En réalité, le problème est d'ordre esthétique

Faut-il enlever ou garder ses poils pour être beaux/belle ?
Difficile de répondre à la question de manière catégorique. Ce que je trouve beau, ne le sera pas forcément pour un autre. Et en termes d’épilation toutes les goûts sont dans la nature :
– On peut trouver que les poils sont partiellement esthétiques : penser que notre pubis poilu ne nous dérange pas, mais que l’on préfère avoir des jambes lisses.
– On peut préférer une peau totalement lisse et sans poils.
– Ou à l’inverse, on peut aimer et garder ses poils quelle que soit la zone.

Faut-il s’épiler pour être séduisant ?
Si l’on regarde les chiffres, entre hommes et femmes, les avis se rejoignent. 75 % des hommes et des femmes (confondus) considèrent qu’une personne du sexe opposé doit être épilée pour séduire et être attirante.

Qu’en est-il du "diktat de l'épilation" ?

D’un côté, on a certes l’image de la femme douce grande et fine… Mais elle est contrebalancé par de nombreuses stars qui assument et arborent fièrement leurs poils.

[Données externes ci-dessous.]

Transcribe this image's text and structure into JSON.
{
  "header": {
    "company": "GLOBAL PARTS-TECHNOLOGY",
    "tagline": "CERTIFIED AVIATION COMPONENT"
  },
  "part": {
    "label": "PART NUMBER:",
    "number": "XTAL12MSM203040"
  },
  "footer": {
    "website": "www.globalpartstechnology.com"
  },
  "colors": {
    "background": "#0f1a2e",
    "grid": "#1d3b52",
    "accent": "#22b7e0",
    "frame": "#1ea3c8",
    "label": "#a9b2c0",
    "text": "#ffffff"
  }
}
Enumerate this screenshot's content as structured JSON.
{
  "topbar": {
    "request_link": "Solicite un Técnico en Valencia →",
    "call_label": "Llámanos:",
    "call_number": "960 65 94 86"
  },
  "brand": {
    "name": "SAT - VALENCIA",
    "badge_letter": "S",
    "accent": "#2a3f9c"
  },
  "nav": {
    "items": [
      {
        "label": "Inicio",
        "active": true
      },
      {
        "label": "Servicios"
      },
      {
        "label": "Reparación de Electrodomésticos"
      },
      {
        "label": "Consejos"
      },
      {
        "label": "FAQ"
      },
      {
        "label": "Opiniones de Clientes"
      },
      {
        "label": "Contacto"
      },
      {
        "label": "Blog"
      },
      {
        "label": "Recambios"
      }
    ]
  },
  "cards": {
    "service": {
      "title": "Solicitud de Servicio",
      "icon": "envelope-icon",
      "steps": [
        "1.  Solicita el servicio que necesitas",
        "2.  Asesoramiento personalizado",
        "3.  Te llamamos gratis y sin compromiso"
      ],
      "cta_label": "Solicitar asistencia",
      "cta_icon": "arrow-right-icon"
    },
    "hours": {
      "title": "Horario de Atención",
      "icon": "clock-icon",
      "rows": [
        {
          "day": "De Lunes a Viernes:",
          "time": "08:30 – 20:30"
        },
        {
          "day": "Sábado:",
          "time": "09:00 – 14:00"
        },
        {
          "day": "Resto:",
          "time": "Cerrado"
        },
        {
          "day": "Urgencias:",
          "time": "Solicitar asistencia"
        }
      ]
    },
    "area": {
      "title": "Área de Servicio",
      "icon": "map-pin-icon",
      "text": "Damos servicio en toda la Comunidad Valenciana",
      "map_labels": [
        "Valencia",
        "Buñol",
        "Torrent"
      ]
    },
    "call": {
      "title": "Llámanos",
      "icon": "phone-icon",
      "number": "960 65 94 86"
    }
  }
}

Jemima Kirke, Beyonce,  ou encore Julia Roberts sont autant d’exemples.
On ne peut pas nier l’influence de la société actuelle, mais attention de ne pas basculer dans l’extrême opposé, vers un diktat qui nous pousserait à garder et aimer nos poils.

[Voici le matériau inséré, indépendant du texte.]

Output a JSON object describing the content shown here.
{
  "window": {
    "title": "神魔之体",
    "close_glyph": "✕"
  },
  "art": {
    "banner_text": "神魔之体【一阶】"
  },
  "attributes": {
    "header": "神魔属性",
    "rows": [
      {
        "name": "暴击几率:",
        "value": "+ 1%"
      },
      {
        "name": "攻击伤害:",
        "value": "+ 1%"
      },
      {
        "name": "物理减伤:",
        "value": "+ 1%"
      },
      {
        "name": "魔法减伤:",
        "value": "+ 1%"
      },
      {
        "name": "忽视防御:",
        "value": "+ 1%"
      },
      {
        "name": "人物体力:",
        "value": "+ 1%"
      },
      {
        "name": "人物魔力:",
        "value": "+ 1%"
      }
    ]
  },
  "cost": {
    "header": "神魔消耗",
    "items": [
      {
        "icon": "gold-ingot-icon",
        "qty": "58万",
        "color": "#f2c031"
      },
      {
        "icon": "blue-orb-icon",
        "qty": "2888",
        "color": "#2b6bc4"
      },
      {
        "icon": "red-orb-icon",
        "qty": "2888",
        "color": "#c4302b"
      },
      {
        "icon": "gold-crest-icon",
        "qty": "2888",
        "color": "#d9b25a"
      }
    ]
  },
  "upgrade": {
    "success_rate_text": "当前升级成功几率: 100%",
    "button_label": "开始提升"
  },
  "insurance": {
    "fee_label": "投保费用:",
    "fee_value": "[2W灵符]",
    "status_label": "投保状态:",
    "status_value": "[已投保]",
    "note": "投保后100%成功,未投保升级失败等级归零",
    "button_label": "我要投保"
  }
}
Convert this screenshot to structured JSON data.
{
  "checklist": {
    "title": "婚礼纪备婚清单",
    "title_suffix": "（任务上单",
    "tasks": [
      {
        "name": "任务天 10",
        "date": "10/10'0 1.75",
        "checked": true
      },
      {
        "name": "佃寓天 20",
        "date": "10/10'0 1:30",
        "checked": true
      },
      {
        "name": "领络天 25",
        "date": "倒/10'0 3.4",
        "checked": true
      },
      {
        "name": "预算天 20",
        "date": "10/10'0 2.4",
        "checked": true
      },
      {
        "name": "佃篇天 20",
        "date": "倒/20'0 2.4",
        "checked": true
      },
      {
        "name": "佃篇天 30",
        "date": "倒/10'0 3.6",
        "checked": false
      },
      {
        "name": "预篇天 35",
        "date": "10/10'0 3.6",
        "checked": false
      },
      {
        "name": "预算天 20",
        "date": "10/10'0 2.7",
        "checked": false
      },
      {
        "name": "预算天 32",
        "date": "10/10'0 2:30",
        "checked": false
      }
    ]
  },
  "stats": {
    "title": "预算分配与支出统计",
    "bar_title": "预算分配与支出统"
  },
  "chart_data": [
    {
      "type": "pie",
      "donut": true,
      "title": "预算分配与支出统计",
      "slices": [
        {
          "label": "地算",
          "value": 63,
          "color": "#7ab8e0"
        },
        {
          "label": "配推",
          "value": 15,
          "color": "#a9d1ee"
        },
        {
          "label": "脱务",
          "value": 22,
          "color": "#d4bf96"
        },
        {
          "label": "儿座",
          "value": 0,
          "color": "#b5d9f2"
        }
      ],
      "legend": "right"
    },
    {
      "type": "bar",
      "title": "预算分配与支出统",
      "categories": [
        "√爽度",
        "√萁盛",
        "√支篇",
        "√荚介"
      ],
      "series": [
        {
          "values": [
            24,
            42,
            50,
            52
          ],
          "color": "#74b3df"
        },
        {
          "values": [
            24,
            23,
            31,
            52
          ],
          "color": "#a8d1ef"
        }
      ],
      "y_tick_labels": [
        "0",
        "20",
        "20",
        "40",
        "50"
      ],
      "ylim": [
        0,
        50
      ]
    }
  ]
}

De plus, il faut savoir que l’épilation ne date pas d’hier est n’est pas forcément un concept qui vise à soumettre la femme. Les premières pinces à épiler (très rudimentaires) datent de la préhistoire et dans l’Egypte ancienne, les femmes et les hommes s’épilaient déjà intégralement le corps à la cire. Contrairement à ce que l’on pense l’épilation a une longue histoire

L’épilation, un choix personnel

Au final, les codes sociaux changent et évoluent en fonction des époques. Dans les années 60-70, la mode était aux poils libres (un retour vers la nature). Puis, à partir des années 80 la tendance s’est inversée.
Dans une société idéaliste, on aimerait que tout le monde accepte l’autre tel qu’il est. On rêverait d’une société où l’on respecte la liberté de choix et de disposer de son corps (il nous reste encore beaucoup de chemin à parcourir…). Dans tous les cas, si vous choisissez de vous épiler, il faut le faire pour vous et non pour autrui.

En conclusion, les extrêmes ne sont jamais bons. Nous ne devrons pas imposer un modèle plus qu’un autre, qu’il soit pro ou anti épilation. Certaines personnes se sentent belles avec leur pilosité. Cependant, il ne faut pas nier la souffrance que peuvent éprouver ceux qui n’aiment pas l’image de leur corps poilu. D’autant plus lorsqu’il s’agit de pilosité excessive.

Des solutions (telle que l’épilation par l’électrolyse) doivent exister afin d’aider ceux qui désirent se débarrasser de leurs poils pour se sentir, tout simplement, mieux dans leur corps.